I found out through Twitter that my daughter was attending Temple [University in Philadelphia]. Yes, Twitter. And now, even after her mother and I agreed that if Caitlyn transferred to a state college we would help her financially (even though she hasn’t spoken to us in almost two years), a judge is telling me that if my daughter wants to go to Temple, she can go, and we have to pay for it. Basically, Caitlyn can go anywhere she wants and we have to pay. We have no say.
Photo courtesy Michael Ricci
I am disappointed in the New Jersey Family court system for making parenting decisions for my daughter, as if they know what is best for her. The bottom line is, she made a mistake when she got kicked out of her internship program. There are consequences for her actions. She didn’t want to abide by our rules, so she left. We asked her several times to come home and she never did. It makes my blood boil listening to a judge tell me that my daughter can go to any school in country she wants to, have no relationship with her parents, and we have to pay! We offered in-state tuition and she wants to go out of state. Common sense would say she should pay for it. The law is ridiculous. My ex and I have met with legislators who are writing a new bill that protects parents from this happening again. Do you realize that if you are married in the state of New Jersey, you are not under any legal obligation to pay for college? But, if you get divorced, you must contribute? Please, someone tell me how that makes sense. Not only do you have to pay, but apparently you have to pay for any college they want to go to, anywhere in the country. My ex and I have five kids between us, a mortgage, and other expenses. Why don’t they take any of that into account?
People who are following this story have been quick to blame Caitlyn exclusively. Each and every story I read is followed by hundreds or even thousands of horrible comments about my daughter and what a brat she is.

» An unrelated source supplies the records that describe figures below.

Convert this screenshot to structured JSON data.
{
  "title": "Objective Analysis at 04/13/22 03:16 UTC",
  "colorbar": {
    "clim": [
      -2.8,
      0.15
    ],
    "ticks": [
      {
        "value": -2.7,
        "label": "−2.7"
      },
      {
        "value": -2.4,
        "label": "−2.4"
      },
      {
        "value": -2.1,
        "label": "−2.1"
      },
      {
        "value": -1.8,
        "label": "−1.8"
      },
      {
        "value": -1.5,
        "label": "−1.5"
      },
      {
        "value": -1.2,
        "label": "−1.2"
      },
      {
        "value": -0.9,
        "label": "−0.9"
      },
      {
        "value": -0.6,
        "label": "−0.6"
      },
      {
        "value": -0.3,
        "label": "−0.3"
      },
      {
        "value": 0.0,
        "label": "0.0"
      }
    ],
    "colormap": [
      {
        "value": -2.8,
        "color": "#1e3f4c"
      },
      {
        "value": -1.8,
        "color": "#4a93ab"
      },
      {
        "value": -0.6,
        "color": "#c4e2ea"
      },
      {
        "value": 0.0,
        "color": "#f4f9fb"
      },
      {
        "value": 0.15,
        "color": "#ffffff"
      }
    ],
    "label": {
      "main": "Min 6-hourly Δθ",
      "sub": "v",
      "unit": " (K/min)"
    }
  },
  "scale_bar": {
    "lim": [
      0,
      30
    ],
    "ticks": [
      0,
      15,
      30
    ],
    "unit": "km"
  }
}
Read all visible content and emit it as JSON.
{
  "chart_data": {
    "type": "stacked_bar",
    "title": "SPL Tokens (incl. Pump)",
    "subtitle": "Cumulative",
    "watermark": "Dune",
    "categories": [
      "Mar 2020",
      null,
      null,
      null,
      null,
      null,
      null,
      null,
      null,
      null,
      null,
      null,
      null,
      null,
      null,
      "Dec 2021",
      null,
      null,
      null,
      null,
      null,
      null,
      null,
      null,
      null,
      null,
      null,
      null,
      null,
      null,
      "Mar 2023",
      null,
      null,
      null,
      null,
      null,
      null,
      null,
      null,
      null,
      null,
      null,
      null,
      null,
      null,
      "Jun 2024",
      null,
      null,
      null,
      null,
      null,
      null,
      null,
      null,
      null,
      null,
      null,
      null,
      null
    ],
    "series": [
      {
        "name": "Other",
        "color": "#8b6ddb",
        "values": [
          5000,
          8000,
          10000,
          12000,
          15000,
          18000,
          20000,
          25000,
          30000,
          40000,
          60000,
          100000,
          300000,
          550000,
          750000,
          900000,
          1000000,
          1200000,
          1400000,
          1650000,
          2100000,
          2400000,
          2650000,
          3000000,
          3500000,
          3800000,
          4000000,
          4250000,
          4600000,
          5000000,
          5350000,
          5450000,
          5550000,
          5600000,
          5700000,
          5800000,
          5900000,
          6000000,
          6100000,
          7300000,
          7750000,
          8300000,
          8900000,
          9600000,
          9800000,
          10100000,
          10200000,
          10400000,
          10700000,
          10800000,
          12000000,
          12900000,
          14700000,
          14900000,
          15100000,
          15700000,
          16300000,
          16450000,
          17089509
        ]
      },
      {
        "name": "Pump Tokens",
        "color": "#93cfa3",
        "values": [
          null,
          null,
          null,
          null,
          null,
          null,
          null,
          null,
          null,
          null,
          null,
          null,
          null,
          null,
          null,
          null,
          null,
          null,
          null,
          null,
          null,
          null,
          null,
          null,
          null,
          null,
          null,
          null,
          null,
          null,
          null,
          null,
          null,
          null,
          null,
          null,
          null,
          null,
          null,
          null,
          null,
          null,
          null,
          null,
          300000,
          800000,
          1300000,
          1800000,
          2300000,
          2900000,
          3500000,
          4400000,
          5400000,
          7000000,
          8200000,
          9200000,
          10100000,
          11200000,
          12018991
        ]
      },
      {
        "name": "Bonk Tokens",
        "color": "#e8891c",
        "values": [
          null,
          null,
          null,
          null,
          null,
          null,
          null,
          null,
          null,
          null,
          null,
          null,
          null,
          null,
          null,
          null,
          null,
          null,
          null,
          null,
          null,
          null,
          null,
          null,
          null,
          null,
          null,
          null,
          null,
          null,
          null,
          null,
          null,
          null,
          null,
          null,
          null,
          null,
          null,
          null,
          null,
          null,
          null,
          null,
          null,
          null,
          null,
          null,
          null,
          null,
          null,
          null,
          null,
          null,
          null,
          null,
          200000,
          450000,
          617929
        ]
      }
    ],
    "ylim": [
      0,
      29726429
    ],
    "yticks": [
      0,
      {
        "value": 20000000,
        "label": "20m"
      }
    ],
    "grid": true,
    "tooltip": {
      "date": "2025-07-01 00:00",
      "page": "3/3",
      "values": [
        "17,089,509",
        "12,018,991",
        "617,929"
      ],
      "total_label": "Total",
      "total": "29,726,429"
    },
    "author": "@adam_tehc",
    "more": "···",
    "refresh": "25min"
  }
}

Photo courtesy of Michael Ricci
While I absolutely place blame on Caitlyn for this, the majority of it lies with her grandparents, who have fostered and even financed this debacle while she lives at their house. What kind of people encourage their granddaughter to sue her own parents…their son? Most days I am sad, even depressed, that something so private is now so public. It’s only when I’m home with my wife or coaching my basketball players that I feel like myself. My ex and I want to help our daughter, we want her to be successful in life, but we would also like to have some influence in her life.
Maura and I are Caitlyn’s parents, so we want to have input and involvement in her decisions. Caitlyn, her attorney, and her grandparents want money. That’s it. The judge asked me in court on Monday if I had a college plan for my daughter. I presented the plan that includes financial help along with moving home and attending counseling. He asked the same of my daughter. Her response, “I want them to pay for college.” The entire thing makes me sick to my stomach.
Caitlyn Ricci’s lawyer, Andrew Rochester, provided the following statement to Yahoo Parenting: “Since Caitlyn has moved in with her grandparents she has gotten into no trouble and her grades have gone up. She is a solid A/B college student and works a 30-hour job. Mr. Ricci should be proud of her accomplishments instead of disparaging because he doesn’t want to pay for her education. It really doesn’t matter if Caitlyn was going to Temple , Rutgers, Montclair State, or Harvard, Mr. Ricci has made clear he wasn’t going to pay no matter what school Caitlyn went to. Mr. Ricci and Ms. McGarvey, based on their incomes, certainly have ability to pay, and we gave them options not to pay cash out of hand and they decided not to avail themselves of those options.”